19. Está, assim, em causa, ou em discussão, a validade/legalidade da interpretação e aplicação feita pela R. de uma cláusula de contrato administrativo celebrado pelas partes, e já não uma questão relativa à legalidade da liquidação e cobrança de tributo ou cobrança de qualquer prestação pecuniária enquadrável numa relação jurídica tributária.


20. Com efeito, os valores mínimos a entregar pelo A. município à R. concessionária, que se mostram controvertidos e que constituem objeto de discussão, radicam ou têm como sua fonte direta e imediata o aludido contrato administrativo outorgado entre ambas as partes, como uma alegada forma necessária a garantir o equilíbrio financeiro no quadro da concessão, centrando-se a pretensão deduzida no apurar da validade/legalidade da concreta cláusula do mesmo contrato, não sendo, por conseguinte, uma questão de índole tributária.
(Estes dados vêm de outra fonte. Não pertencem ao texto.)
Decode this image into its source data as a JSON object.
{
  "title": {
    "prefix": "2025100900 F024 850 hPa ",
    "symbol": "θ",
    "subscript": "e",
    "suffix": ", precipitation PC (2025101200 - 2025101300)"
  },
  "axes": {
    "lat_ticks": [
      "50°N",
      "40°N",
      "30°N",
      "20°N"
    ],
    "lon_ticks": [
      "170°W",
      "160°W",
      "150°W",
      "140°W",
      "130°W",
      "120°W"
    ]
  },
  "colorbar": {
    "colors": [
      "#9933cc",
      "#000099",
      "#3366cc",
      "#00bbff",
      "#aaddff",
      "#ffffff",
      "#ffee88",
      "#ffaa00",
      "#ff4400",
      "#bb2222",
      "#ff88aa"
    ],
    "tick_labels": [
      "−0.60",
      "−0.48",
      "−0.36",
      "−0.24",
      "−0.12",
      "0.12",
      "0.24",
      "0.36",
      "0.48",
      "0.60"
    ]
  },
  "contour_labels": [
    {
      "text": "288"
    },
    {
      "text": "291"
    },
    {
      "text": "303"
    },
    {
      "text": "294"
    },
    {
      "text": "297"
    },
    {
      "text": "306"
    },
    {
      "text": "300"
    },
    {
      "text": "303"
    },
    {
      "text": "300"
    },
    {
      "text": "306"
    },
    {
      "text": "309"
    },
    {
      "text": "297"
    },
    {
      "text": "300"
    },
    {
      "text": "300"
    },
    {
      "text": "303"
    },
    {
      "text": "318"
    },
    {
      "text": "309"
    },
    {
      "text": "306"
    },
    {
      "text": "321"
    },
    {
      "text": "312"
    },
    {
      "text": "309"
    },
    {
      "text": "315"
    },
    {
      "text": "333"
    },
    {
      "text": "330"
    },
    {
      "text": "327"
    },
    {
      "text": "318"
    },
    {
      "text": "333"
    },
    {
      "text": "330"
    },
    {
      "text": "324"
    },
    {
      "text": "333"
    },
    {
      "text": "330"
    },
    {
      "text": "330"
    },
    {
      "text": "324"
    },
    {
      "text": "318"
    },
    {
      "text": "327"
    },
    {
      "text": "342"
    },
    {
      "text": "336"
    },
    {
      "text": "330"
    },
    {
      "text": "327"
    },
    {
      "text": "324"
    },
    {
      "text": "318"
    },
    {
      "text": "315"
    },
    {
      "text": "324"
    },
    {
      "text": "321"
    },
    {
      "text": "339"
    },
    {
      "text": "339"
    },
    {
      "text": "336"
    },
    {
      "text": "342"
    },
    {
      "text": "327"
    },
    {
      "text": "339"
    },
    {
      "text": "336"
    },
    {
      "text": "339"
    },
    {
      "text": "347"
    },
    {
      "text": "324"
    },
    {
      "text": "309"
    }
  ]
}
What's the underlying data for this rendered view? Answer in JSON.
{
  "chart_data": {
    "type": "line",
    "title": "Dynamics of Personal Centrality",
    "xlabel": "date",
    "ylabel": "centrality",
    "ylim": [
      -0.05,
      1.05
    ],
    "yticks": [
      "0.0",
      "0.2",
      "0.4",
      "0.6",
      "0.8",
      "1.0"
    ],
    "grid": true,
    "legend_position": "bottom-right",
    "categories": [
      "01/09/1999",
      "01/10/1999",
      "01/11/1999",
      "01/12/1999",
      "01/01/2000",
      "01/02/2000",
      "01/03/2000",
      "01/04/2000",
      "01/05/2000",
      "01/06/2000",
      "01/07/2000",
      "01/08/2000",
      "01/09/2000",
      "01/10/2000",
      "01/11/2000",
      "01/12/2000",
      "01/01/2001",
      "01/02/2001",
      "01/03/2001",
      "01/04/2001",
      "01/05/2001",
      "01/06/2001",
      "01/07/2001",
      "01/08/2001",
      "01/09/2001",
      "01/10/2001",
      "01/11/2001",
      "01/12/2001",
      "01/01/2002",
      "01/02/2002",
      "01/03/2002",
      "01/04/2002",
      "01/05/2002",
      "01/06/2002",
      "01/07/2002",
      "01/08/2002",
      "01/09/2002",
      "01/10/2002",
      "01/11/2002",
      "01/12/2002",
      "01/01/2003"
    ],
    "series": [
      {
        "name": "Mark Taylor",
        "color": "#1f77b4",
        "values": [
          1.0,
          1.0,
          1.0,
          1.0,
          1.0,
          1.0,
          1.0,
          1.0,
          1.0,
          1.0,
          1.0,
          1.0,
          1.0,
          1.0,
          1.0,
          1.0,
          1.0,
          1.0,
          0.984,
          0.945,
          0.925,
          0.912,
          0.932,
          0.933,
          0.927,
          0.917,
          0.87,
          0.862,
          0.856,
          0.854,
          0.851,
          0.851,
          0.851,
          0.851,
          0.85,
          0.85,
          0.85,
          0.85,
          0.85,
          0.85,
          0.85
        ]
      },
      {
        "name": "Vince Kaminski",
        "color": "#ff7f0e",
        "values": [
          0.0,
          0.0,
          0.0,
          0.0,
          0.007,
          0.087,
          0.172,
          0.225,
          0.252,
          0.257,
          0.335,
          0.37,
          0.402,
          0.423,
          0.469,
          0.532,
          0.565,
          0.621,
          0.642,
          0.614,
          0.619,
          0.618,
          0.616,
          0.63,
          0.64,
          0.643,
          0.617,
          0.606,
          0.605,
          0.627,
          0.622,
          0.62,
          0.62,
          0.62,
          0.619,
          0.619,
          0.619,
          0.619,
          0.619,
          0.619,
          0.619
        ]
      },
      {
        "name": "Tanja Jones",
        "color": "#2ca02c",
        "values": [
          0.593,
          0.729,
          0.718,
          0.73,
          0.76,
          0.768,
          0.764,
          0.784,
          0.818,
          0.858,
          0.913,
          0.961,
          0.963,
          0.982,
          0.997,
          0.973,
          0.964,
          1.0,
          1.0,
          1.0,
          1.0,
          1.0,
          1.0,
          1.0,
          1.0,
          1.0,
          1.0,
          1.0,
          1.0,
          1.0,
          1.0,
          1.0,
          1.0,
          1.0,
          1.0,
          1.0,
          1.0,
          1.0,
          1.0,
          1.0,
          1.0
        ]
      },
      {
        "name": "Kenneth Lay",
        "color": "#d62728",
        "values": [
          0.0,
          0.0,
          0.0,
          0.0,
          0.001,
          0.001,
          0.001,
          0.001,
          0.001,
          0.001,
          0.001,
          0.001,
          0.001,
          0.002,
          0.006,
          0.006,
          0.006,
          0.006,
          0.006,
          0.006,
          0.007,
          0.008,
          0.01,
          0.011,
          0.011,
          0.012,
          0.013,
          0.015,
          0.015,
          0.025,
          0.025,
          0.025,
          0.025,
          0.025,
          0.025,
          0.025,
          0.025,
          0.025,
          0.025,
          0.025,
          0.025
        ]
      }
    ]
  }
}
21. Nessa medida, porquanto o conflito que se nos apresenta não emerge, única e diretamente, de uma relação jurídica tributária, a competência em razão da matéria para a apreciação do presente litígio cabe ao «Tribunal Administrativo de Círculo do TAF/V» [cfr. arts. 212.º, n.º 3, da CRP, 04.º, n.º 1, al. f), 05.º, n.º 1, 44.º, todos do ETAF], não podendo subsistir a decisão que havia negado a sua competência em razão da matéria.






DECISÃO
Nestes termos e de harmonia com os poderes conferidos pelo art. 202.º da Constituição da República Portuguesa acordam em anular a decisão que declarou a incompetência do tribunal administrativo de círculo do Tribunal Administrativo e Fiscal de Viseu, e em resolver o presente conflito por forma a atribuir a esse tribunal a competência material para conhecer da presente ação.
Sem custas. D.N..
Lisboa, 27 de Novembro de 2019. – Carlos Luís Medeiros de Carvalho (relator) – Isabel Cristina Mota Marques da Silva – Jorge Artur Madeira dos Santos – Ana Paula da Fonseca Lobo – Teresa Maria Sena Ferreira de Sousa – José da Ascensão Nunes Lopes – Francisco António Pedrosa de Areal Rothes – Jorge Miguel Barroso de Aragão Seia.